Le baron et son ami avaient couché au château. Madame de Sainte-Hermières les avait retenus, sous prétexte qu’ils seraient le lendemain plus près de l’église, où l’on devait se rendre de très bon matin ; et cette dame avait ordonné qu’on les éveillât tous deux, leur avait fait dire qu’on l’avait réveillée elle-même, pour l’avertir qu’il y avait du bruit dans ma chambre, qu’on y entendait différentes voix, qu’à la vérité je ne criais point, mais qu’on présumait ou qu’on m’en empêchait ou que je n’osais crier, qu’il y avait apparence que c’étaient des voleurs, et qu’elle conjurait ces messieurs de venir à mon secours et au sien, avec ses gens qui étaient tous levés.

Voilà pourquoi je les vis tous armés, quand ils ouvrirent ma porte.

L’abbé, qui savait bien ce qui arriverait, venait de me remettre dans mon fauteuil, et me tenait encore une main, quand ils parurent.

Je me retournai avec cet air de désolation que j’avais, et le visage tout baigné de pleurs.

À cette apparition, je fis un cri de douleur, qu’on dut attribuer à la confusion que j’avais de me voir surprise avec l’abbé. Ajoutez à cela que mes larmes déposaient encore contre moi ; car, puisque je n’avais appelé personne, d’où pouvaient-elles venir dans les conjonctures où j’étais, que de l’affliction d’une amante qui va se séparer de ce qu’elle aime ?

Je me souviens que l’abbé se leva lui-même d’un air assez honteux.

Quoi ! vous, mademoiselle ! vous que j’ai crue si vertueuse ! Ah ! madame, à qui se fiera-t-on ? dit alors M. de Sercour.

Il me fut impossible de répondre, mes sanglots me suffoquaient. Pardonnez-moi le chagrin que je vous donne, monsieur, lui dit alors l’abbé ; ce n’est que depuis trois ou quatre jours que je sais l’intérêt que vous prenez à mademoiselle, et la nécessité où elle est, dit-elle, de vous épouser. Dans le trouble où la jetait ce mariage, elle a souhaité de me voir encore une fois, et c’est une consolation que je n’ai pu lui refuser. J’ai cédé à ses instances, à ses chagrins, au billet que voici, ajouta-t-il en lui faisant lire le peu de mots qu’il contenait ; enfin, monsieur, elle pleurait, elle pleure encore, elle est aimable, et je ne suis qu’un homme.
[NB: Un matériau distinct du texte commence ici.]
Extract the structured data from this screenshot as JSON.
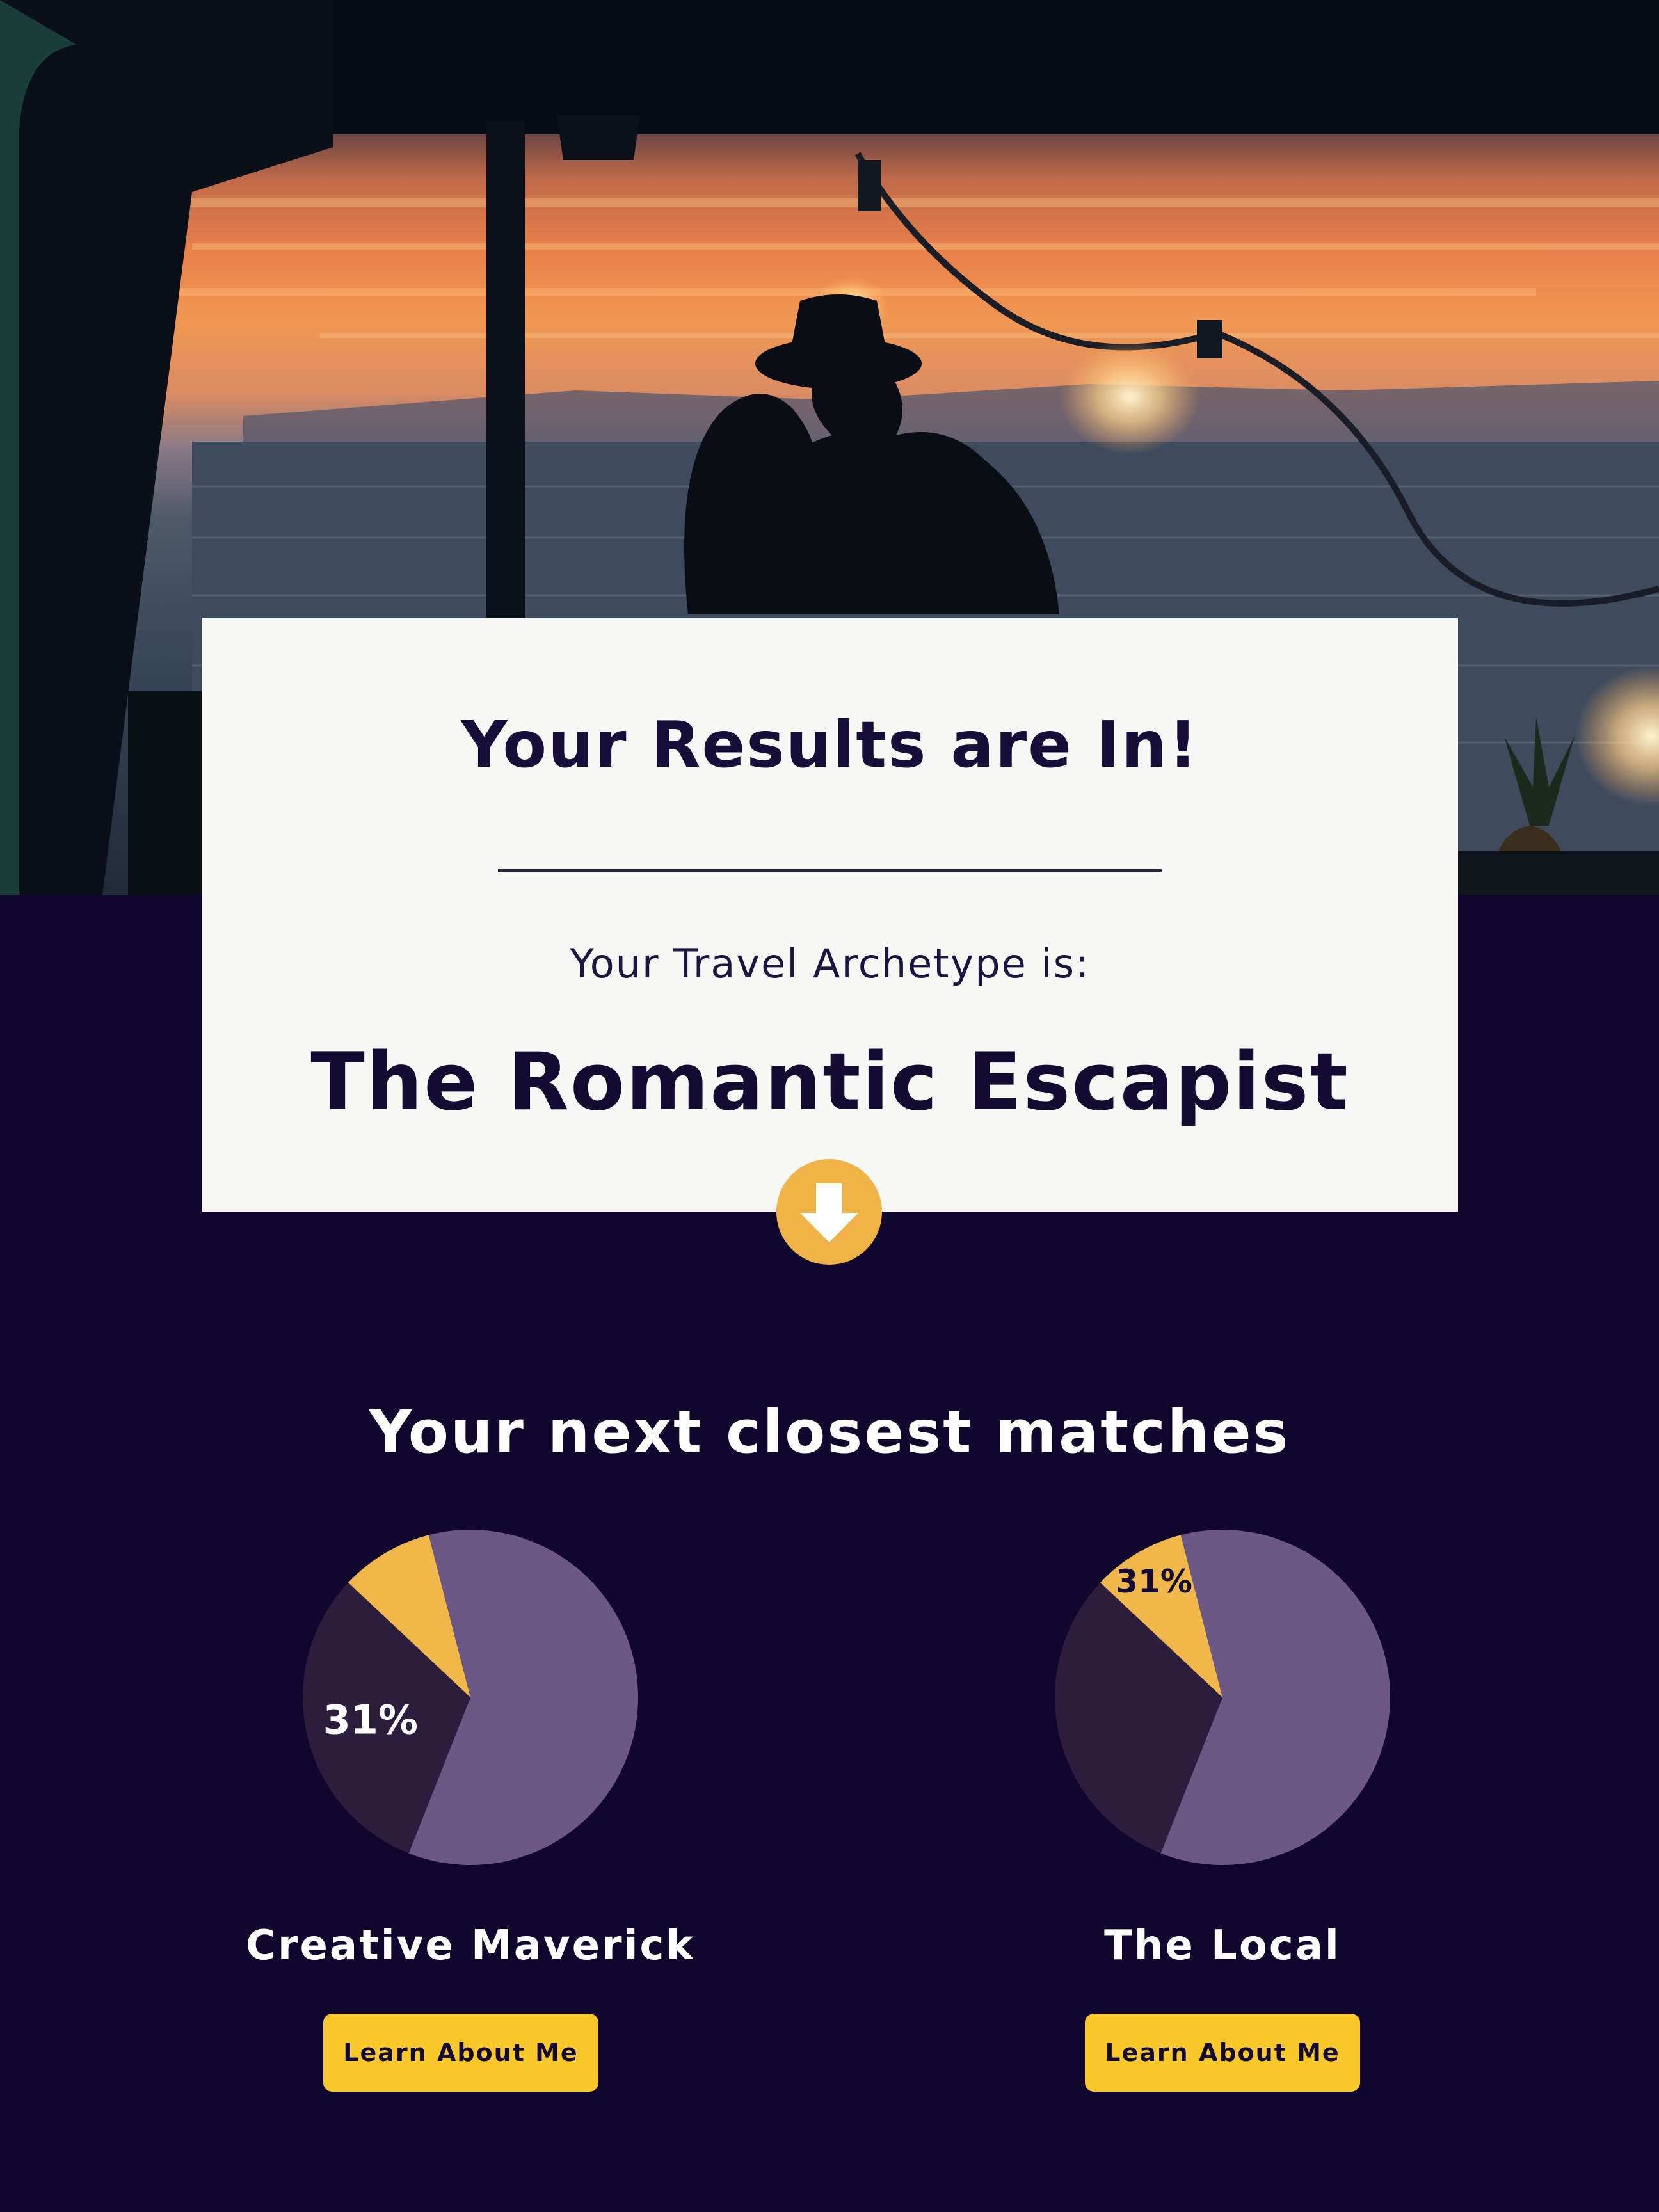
{
  "card": {
    "heading": "Your Results are In!",
    "intro": "Your Travel Archetype is:",
    "archetype": "The Romantic Escapist"
  },
  "matches_section": {
    "title": "Your next closest matches",
    "items": [
      {
        "name": "Creative Maverick",
        "button_label": "Learn About Me",
        "pie_label": "31%"
      },
      {
        "name": "The Local",
        "button_label": "Learn About Me",
        "pie_label": "31%"
      }
    ]
  },
  "colors": {
    "page_background": "#10062e",
    "card_background": "#f7f7f5",
    "accent_yellow": "#f9c82a",
    "pie_purple": "#6c5887",
    "pie_dark": "#2d1d3d",
    "pie_yellow": "#f0b84a"
  },
  "icons": {
    "scroll_down": "arrow-down-circle-icon"
  },
  "chart_data": [
    {
      "type": "pie",
      "title": "Creative Maverick",
      "slices": [
        {
          "label": "",
          "value": 56,
          "color": "#6c5887"
        },
        {
          "label": "31%",
          "value": 31,
          "color": "#2d1d3d"
        },
        {
          "label": "",
          "value": 9,
          "color": "#f0b84a"
        },
        {
          "label": "",
          "value": 4,
          "color": "#6c5887"
        }
      ]
    },
    {
      "type": "pie",
      "title": "The Local",
      "slices": [
        {
          "label": "",
          "value": 56,
          "color": "#6c5887"
        },
        {
          "label": "",
          "value": 31,
          "color": "#2d1d3d"
        },
        {
          "label": "31%",
          "value": 9,
          "color": "#f0b84a"
        },
        {
          "label": "",
          "value": 4,
          "color": "#6c5887"
        }
      ]
    }
  ]
}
Quoi ! ce billet !… m’écriai-je alors, et je m’arrêtai là ; je n’eus pas la force de continuer, je demeurai sans sentiment dans mon fauteuil.

L’abbé s’éclipsa ; il fallut emporter M. de Sercour, qui, me dit-on, se trouva mal aussi, et qui ensuite voulut absolument s’en retourner chez lui.
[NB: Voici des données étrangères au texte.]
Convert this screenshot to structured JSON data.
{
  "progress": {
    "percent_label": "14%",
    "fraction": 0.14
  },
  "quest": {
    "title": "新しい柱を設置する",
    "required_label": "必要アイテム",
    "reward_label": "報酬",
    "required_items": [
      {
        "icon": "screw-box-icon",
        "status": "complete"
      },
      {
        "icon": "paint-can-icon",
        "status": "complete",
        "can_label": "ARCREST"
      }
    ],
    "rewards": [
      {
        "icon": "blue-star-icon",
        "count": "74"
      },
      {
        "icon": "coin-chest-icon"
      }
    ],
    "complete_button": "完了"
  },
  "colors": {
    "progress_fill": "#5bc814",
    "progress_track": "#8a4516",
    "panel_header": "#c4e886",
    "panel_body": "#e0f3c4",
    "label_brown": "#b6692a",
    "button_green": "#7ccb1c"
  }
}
J’étais revenue à moi par les soins de la complice de l’abbé (je parle de madame de Sainte-Hermières, dont vous avez déjà dû entrevoir la perfidie, et qui se retira dès que je commençai à ouvrir les yeux) ; en vain demandai-je à lui parler ; elle ne reparut point, je ne vis que ses femmes. La fièvre me reprit, et l’on me transporta dès six heures du matin chez M. Villot, encore plus désespérée que malade.

Vous jugez bien que mon aventure éclata de toutes parts de la manière du monde la plus cruelle pour moi ; en un mot, elle me déshonora, c’est tout dire.

M. le baron et madame de Sainte-Hermières l’écrivirent à ma mère, en lui renvoyant son consentement à notre mariage. Quant au scélérat d’abbé, cette dame, quelques jours après, sut si bien l’excuser auprès de son oncle, qu’elle le réconcilia avec lui.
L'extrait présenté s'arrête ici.